Treasury could narrow regulations aimed at preventing US firms from lowering their US tax bills by borrowing from an offshore branch of the company. The department is also contemplating repealing them entirely to replace them with something more business-friendly.
The move could make it easier for companies to use accounting tactics to minimize their US earnings and inflate their foreign profits, which are frequently taxed at rates lower than the current 21% domestic corporate levy. The existing regulations were aimed at stopping US companies from moving their headquarters to a lower-tax country, known as a corporate inversion.
Modifying the regulations, commonly referred to as the debt-equity rules, would also count as one of President Donald Trump’s favorite kinds of policy: reversing a regulation introduced in the final days of President Barack Obama’s term.
Corporations resisted the original rules, published in 2016, arguing that the Internal Revenue Service was overstepping its authority. The rules allowed the agency to re-characterize tax-advantaged inter-company loans as equity, removing one of the main incentives for US companies to move their headquarters to countries with corporate tax rates lower than the US rate, then set at 35%.
Critics of the regulations say the rules are no longer necessary because the 2017 tax law made corporate inversions less attractive, thanks to lower tax rates and limits on how much interest companies can deduct. Businesses argue that the regulations, under tax code Section 385, apply too broadly to non-abusive transactions and create onerous requirements by making companies track every loan.
It’s unlikely Treasury will repeal the rules entirely, even though some outside groups have pushed for that, the people familiar with the discussions said. IRS Chief Counsel Michael Desmond said earlier this month that the regulations in question are a “moving target" but that IRS and Treasury lawyers were looking at addressing this issue in some format this fall.
Groups including the US Chamber of Commerce and the Organization for International Investment, which represents the US operations of foreign-based companies, have lobbied to repeal the rules.
Treasury wants to tread cautiously because it knows it would be blamed if companies began using aggressive tax planning tactics to lower their bill, according to the people familiar with the discussions, who asked not to be named when talking about internal conversations.

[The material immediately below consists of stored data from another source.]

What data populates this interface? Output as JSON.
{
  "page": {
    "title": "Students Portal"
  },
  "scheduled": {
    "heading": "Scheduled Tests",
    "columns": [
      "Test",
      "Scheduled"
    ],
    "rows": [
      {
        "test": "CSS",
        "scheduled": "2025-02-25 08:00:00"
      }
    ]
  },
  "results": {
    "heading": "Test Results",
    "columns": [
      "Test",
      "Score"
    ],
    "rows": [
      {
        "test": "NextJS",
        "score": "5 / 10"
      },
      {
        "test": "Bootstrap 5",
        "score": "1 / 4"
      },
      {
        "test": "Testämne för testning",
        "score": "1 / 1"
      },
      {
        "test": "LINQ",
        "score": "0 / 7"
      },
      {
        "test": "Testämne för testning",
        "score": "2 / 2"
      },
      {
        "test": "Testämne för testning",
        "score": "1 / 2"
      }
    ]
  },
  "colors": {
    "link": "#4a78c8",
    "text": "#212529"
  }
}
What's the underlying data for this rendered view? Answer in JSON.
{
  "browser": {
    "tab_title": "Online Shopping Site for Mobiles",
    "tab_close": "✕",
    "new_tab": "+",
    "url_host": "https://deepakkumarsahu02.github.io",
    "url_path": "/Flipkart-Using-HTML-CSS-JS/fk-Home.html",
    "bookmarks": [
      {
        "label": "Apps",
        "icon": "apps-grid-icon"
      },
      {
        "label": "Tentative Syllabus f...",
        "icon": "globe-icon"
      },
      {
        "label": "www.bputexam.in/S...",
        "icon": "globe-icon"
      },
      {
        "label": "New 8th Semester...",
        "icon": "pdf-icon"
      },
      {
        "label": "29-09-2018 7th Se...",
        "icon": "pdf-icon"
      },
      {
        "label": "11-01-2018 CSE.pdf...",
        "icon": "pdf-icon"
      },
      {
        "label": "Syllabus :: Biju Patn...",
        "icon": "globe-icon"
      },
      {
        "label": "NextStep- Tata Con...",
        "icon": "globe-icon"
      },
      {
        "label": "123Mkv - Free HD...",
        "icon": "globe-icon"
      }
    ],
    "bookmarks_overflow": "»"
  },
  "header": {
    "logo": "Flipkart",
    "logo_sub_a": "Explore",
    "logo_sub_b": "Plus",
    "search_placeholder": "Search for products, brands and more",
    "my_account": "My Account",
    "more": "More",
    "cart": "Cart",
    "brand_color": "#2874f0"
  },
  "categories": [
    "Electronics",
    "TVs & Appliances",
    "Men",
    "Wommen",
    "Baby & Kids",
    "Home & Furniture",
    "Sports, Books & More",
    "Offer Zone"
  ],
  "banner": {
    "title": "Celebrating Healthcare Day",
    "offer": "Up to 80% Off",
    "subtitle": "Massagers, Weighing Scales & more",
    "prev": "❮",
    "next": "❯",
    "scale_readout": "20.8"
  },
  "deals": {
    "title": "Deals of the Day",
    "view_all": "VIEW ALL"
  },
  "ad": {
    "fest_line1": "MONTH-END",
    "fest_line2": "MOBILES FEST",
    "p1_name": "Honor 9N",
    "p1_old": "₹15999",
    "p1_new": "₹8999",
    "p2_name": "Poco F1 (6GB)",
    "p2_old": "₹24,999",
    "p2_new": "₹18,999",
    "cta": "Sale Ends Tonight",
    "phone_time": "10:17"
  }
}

Treasury, the IRS and the Office of Management and Budget didn’t respond to a request for comment.
Treasury has to seriously consider whether the 2017 tax law really eliminates the need for the regulations, said Mark Mazur, who was the assistant secretary for tax policy at Treasury under the Obama administration when the rules were issued.
“On the face, they do slightly different things and so it’s hard to believe that the Tax Cuts and Jobs Act took care of every one of those dimensions,“ said Mazur, now director of the Urban-Brookings Tax Policy Center.
George Callas, who worked as senior tax counsel to former House Speaker Paul Ryan during the passage of the 2017 law, said that tax code overhaul will prevent much of what the regulations are designed to block.
“It’s appropriate to analyze whether they’re still necessary in whole, in part, or not at all," Callas said.